По кабинету распространился запах дорогой одежды и другой, неизвестной мне жизни. Эта жизнь отличалась от моей, суровой и сложной, она была просто другой, наполненной запахом наживы, больших денег, кредитов и, разумеется, заказных убийств.

От господ исходил авантюрный аромат опасности, тревожащий мое чувственное воображение.

Прикрыв глаза, я скомандовала себе:

«Пустые мысли вон! Задело! Никакой философии!»

Аутотренинг сработал. Приветливо улыбаясь резиновой улыбкой, я сказала:

– Была уверена, что позвоните снизу, я бы за вами сотрудника прислала (наглая ложь, никого присылать и не собиралась).

– Мы у вашего генерала задержались, – сухо ответил Шацман. – Мы подъехали к десяти. Скоро полдень. Нам пора в офис. У нас назначены встречи, – говорил он резко и отрывисто, словно лаял, но лаял вежливо и беспристрастно.

– Вот оно как, – пробормотала я, срочно проводя мысленную передислокацию – к генералу господа ходили за моральной поддержкой, надо учесть при разговоре, – присаживайтесь. Я вас долго не задержу.

– Мы спешим, – брезгливо оглядывая стулья, сохранившиеся с тех же незапамятных сталинских времен, что и стол Юрия Григорьевича, присоединился к беседе Шерстобитов.

Он все-таки выбрал самый подходящий стул и присел на краешек.

– Я понимаю вас, – с искренним сочувствием покачав головой, я уставилась на Шацмана и Шерегеса.

Они стояли посереди кабинета, напряженные, скрученные в тугие пружины, готовые в любой миг сорваться и пулей выскочить из ненавистного помещения. Чем оно им не понравилось, не знаю. Лично мне в нем очень уютно, стабильно и комфортно.

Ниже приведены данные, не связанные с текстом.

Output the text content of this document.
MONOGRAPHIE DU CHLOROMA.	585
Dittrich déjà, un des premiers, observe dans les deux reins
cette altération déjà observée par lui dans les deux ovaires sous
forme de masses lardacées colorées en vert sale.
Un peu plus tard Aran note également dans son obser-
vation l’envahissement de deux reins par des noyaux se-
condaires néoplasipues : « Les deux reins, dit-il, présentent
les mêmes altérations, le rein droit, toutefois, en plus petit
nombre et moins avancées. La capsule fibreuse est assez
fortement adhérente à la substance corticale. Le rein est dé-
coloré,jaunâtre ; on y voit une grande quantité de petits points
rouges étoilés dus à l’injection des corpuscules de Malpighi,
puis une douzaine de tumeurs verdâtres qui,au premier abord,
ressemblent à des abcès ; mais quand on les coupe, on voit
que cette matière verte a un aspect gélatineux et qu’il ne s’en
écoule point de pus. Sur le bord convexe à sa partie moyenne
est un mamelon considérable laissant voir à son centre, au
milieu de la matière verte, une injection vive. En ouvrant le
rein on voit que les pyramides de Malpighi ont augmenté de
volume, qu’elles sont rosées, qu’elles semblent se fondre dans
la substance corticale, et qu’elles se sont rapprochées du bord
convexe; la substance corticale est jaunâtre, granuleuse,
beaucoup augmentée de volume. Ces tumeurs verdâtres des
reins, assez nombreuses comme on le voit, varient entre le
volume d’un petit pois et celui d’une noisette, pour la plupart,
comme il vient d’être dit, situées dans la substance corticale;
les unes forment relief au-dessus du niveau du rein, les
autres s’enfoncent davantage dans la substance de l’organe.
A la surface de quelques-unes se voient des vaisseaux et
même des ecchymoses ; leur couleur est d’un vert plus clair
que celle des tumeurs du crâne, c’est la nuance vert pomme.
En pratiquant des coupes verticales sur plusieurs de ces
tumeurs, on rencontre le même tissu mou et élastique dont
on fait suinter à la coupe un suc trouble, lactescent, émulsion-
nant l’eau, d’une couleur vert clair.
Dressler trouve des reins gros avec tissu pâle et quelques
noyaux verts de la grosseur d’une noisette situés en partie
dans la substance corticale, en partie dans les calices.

Мой кабинет – монолит, на котором зиждется основная идея борьбы с преступностью. Здесь все – карта, сейф, пистолет в сейфе, стол, стулья, даже компьютер – подчинено одной цели – во что бы то ни стало найти преступника.

То есть врага…

– Присядьте, пожалуйста. – Я понимала, что Шацман и Шерегес выражают протест, изображая бурю в пустыне, дескать, какая-то бабенка вызвала их к себе и изгаляется над ними, отнимая драгоценное время, которому, как известно, цены нет. Время – оно бесценно!

Драгоценное время текло, чуть слышно отстукивая маятником в настенных часах, фонируя негромким завыванием зуммеров розоватых лампочек на карте и шелестом докладной записки, края которой я нервно трепала. Струи времени касались не только моих ушей, но и ушей упрямых мужчин, пока до них не дошло, что я собралась их перемолчать. Они стоят, я молчу, и им все равно придется говорить первыми.

Когда эта простая мысль посетила их гениальные головы, они присели на краешки стульев рядом с Шерстобитовым. Дмитрий Николаевич радостно осклабился, дескать, давно бы так, а то выделываетесь, фасон держите…

– В Тихвине убит Григорий Сухинин, через полгода в Питере таким же способом Олег Телегин. Сухинин работал у вас водителем, Телегин – начальником службы безопасности. Оба из одной службы корпорации – безопасности. Если у вас есть какие-либо объяснения, я слушаю, если нет, вы свободны. – Я резко двинула докладной запиской по столу, и листы рассыпались.

Черт, какую комбинацию испортила, теперь надо собирать листы, ползая по полу…

Я чуть не расплакалась от обиды – всегда мне черт сует палку под ноги в самый неподходящий момент.

А может быть, это палочка-выручалочка?

Шерстобитов бросился на пол, услужливо собирая страницы шедевра служебной документалистики. Ловко подпрыгивая, враз собрал бумагу и положил на стол. Все безупречно вежливо и интеллигентно, не придраться.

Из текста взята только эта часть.